TICKY FULLERTON: Business I think is growing, I mean there is commentary around that there are more and more businesses now who are just a little bit concerned about whether enough is being done. Perhaps in the background, in the area of nuance, rather than getting our Prime Minister to go up to China or something like that. That enough is being done in the background to smooth things over so that business can continue on its merry way with China exports and investment.
STEVEN CIOBO: Well Ticky you're asking me to catch smoke frankly. You're asking me to catch smoke. Let's deal with facts. And here are the facts. Trade has grown substantially. Investment has grown substantially.
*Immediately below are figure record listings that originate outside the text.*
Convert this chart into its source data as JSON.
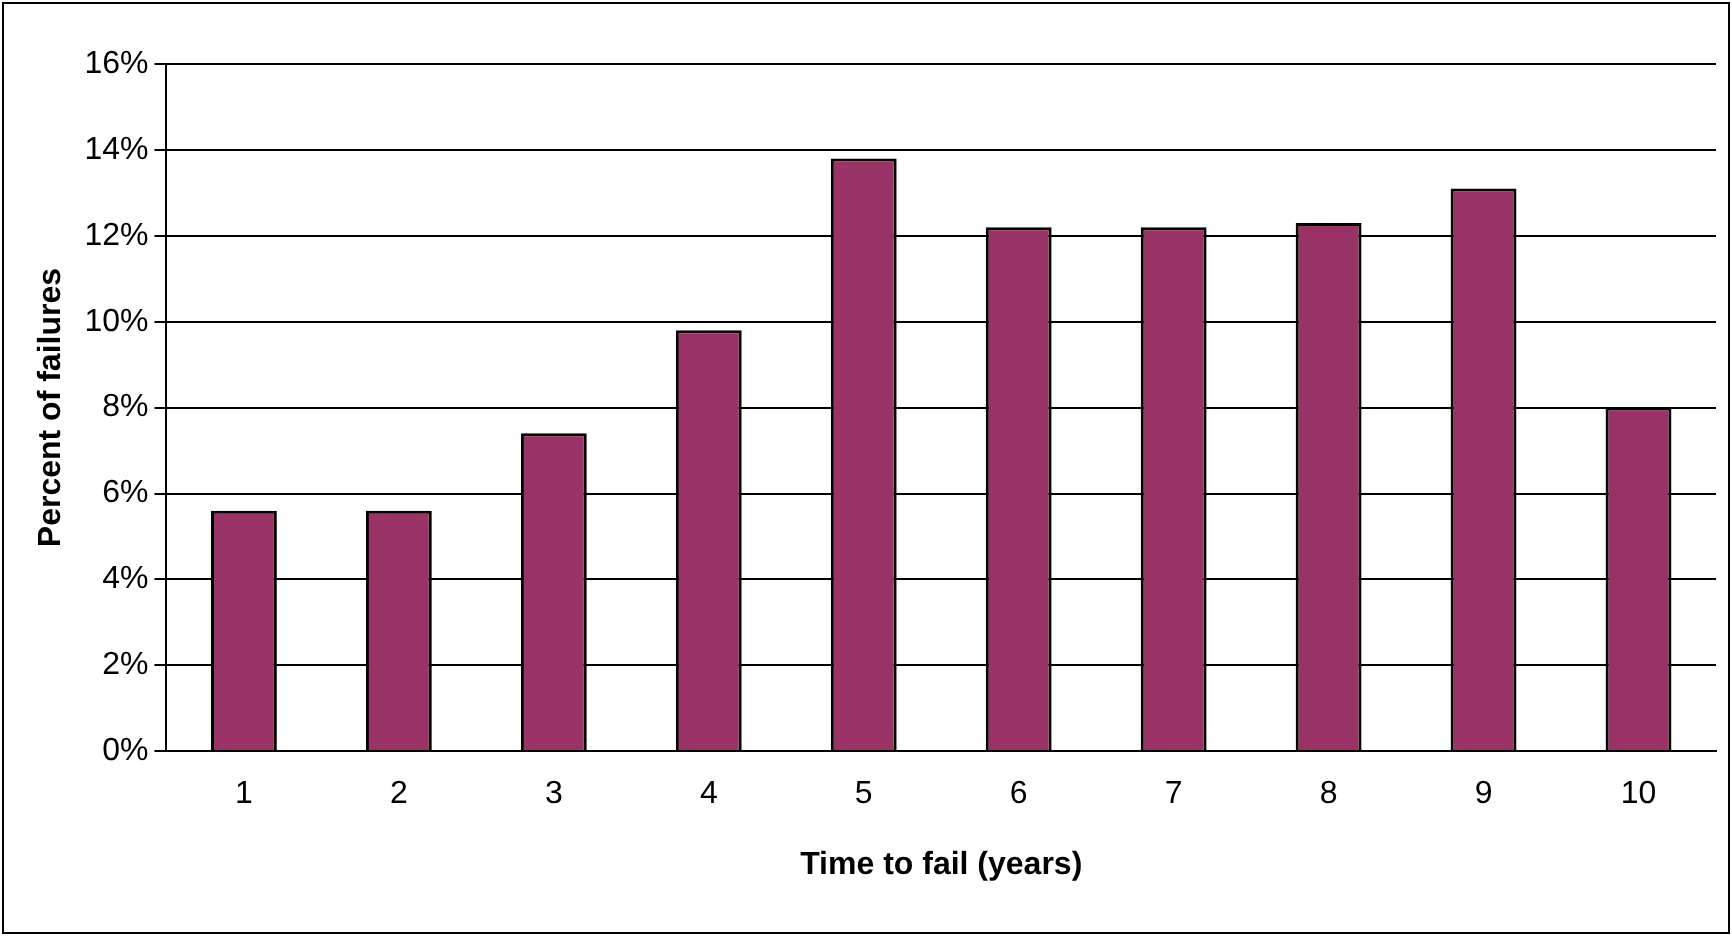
{
  "chart_data": {
    "type": "bar",
    "xlabel": "Time to fail (years)",
    "ylabel": "Percent of failures",
    "categories": [
      "1",
      "2",
      "3",
      "4",
      "5",
      "6",
      "7",
      "8",
      "9",
      "10"
    ],
    "values": [
      5.6,
      5.6,
      7.4,
      9.8,
      13.8,
      12.2,
      12.2,
      12.3,
      13.1,
      8.0
    ],
    "color": "#993366",
    "ylim": [
      0,
      16
    ],
    "yticks": [
      {
        "value": 0,
        "label": "0%"
      },
      {
        "value": 2,
        "label": "2%"
      },
      {
        "value": 4,
        "label": "4%"
      },
      {
        "value": 6,
        "label": "6%"
      },
      {
        "value": 8,
        "label": "8%"
      },
      {
        "value": 10,
        "label": "10%"
      },
      {
        "value": 12,
        "label": "12%"
      },
      {
        "value": 14,
        "label": "14%"
      },
      {
        "value": 16,
        "label": "16%"
      }
    ],
    "grid": "y",
    "legend": false
  }
}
I just concluded my 13th official visit to China, over the past couple of years. I'm going to China again in November for their CIIE, their China International Import Expo. Where there have been isolated examples of irritants in relation to our trade relationship, I've raised that with China, and those irritants have been resolved. So, pretty much on every measure, when you actually look at the facts, the story is a positive one. And I'm going to put that up against anecdotal reports, and as I said, what you're effectively inviting me to do which is to catch smoke, happy to go up against that all day long, every day, and just report back to you the facts of the trade as they currently are.
TICKY FULLERTON: Fair enough. Can I just, before I leave you, can I ask you just about Europe and Brexit. Obviously very important, the EU withdrawal bill going through, well Theresa May would like it to go through tonight no doubt our time. How do you see the British FTA progressing and indeed, we've got Cecilia Malmström, the EU trade commissioner coming over next week. Do you see them as two very different negotiations or are they neck and neck? Do you think one's going to come through ahead?
STEVEN CIOBO: Well no they're two entirely different negotiations, and they'll operate in parallel. Let's also be clear that the discussions and negotiations with the EU are far more mature and advanced, than they are with the UK. In fact, we're about to commence negotiations with the EU, we are not yet commencing negotiations with the UK and in fact won't do so until after April next year.
TICKY FULLERTON: Yes, you're not allowed to.
STEVEN CIOBO: Correct, so our discussions with the EU have been very positive, we've invested a lot of time and effort into now the commencement of these negotiations after the conclusion of the feasibility study that we did. EU trade commissioner Cecilia Malmström, she and I have an excellent working relationship. She's here next week, and I'm looking forward to kicking off what should be very good negotiations, and I hope a high quality, comprehensive FTA in due course.
TICKY FULLERTON: That's great. I hope I'll be able to catch up with her as well, but Trade Minister, thank you very much for your time, appreciate it.
STEVEN CIOBO: Good to speak with you. Thanks Ticky.